Psychology Department Welcomes New Assistant Professor

Olivia DrakeOctober 18, 20054min

Hilary Barth, assistant professor of psychology, studies cognitive development.
 
Posted 10/18/05
Hilary Barth has joined the Psychology Department as an assistant professor.

Barth received her bachelor’s degree from Bryn Mawr College in psychology, concentrating in neural and behavioral sciences in 1996. She received her Ph.D from the Massachusetts Institute of Technology in cognitive neuroscience in 2002. Her research involved behavioral and brain imaging studies of numerical cognition – the study of how humans think about numbers and quantities.

She currently studies cognitive development, specifically the development of number and quantity understanding.

“Even before they receive formal math training in school, young children have some impressive quantitative abilities,” Barth explains. “In fact, even babies and nonhuman animals have a rough sort of quantitative understanding.
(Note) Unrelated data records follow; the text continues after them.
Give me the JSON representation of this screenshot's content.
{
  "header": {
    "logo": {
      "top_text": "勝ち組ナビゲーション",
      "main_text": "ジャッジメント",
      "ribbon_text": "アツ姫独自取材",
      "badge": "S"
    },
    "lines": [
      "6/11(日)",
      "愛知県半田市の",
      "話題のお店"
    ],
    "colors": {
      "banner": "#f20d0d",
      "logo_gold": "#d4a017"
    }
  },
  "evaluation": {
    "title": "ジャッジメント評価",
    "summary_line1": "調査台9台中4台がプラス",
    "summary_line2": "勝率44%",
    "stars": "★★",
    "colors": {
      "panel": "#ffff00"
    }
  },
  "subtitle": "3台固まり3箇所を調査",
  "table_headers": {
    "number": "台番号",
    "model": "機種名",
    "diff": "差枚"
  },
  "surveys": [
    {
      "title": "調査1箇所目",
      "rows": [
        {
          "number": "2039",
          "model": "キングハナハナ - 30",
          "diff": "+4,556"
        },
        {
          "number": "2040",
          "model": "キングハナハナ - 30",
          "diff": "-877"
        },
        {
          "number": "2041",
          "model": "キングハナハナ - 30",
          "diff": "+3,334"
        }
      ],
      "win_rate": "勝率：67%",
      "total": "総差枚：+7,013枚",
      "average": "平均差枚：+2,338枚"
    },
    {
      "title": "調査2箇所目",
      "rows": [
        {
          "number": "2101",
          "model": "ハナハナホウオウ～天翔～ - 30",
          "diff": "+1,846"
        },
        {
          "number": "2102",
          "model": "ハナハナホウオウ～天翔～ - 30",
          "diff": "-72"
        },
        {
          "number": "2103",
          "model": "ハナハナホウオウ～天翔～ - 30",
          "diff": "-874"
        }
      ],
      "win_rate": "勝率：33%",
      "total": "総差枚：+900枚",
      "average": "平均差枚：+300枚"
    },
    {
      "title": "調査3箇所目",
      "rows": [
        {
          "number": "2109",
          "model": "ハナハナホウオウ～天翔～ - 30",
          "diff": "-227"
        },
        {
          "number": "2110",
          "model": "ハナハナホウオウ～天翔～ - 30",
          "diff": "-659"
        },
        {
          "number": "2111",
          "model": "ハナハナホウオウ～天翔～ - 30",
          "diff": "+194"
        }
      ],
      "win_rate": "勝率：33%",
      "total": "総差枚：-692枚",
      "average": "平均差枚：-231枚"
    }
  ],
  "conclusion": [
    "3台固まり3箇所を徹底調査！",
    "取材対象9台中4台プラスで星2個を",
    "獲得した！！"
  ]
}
For example, they both can discriminate between two sets of objects based on number.”

Barth examines adults’ and children’s performance in lab-based experiments to investigate what humans can do with these basic abilities, how they develop throughout life, and how they may serve as building blocks to more sophisticated math learning.
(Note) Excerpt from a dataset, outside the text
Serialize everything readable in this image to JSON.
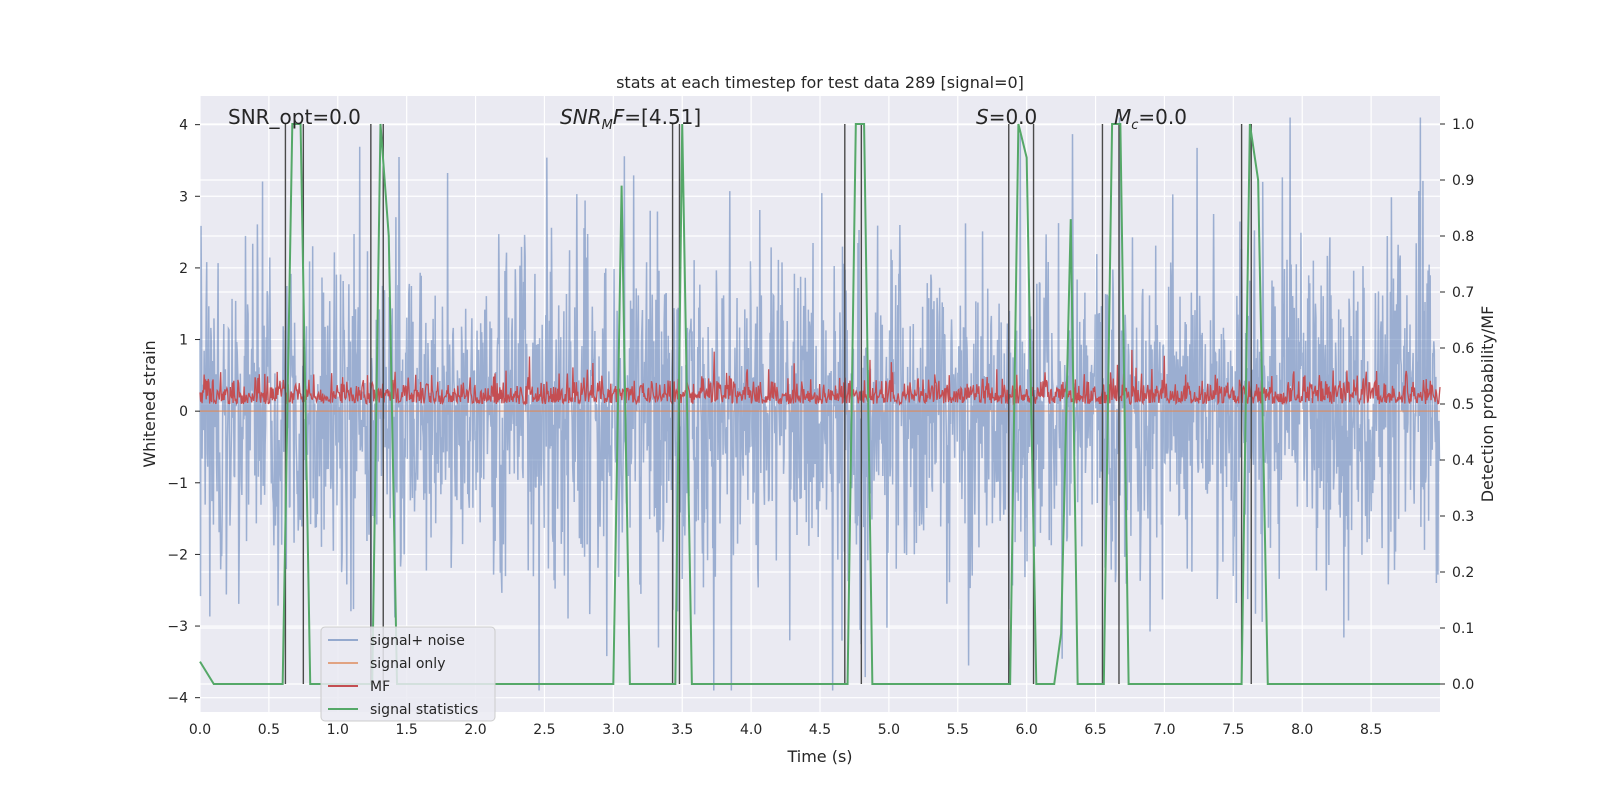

Barth teaches Sensation and Perception this fall and will teach developmental psychology and a seminar in cognitive neuroscience in spring. In the future, she would like to teach a specialized cognitive development seminar.

Barth is the lead author on two publications this year. They are “Abstract number and arithmetic in preschool children,” published in Proceedings of the National Academy of Sciences, September 2005 and “Non-symbolic arithmetic in adults and young children,” which is in press in Cognition.

Before coming to Wesleyan, Barth worked as a postdoctoral fellow in the Lab for Developmental Studies at Harvard University since graduating from MIT. She also taught as a visiting professor at Wellesley College.

Coming to Wesleyan was a perfect fit for her interests, she says.

“I wanted to work at a school that combined the best of both worlds of a small college and larger university, and I think Wesleyan is one of the few places that can honestly say it does have a liberal arts atmosphere and a serious research emphasis.”

Barth lives in Middletown with her husband. She enjoys hiking, biking, gardening, skiing and cooking.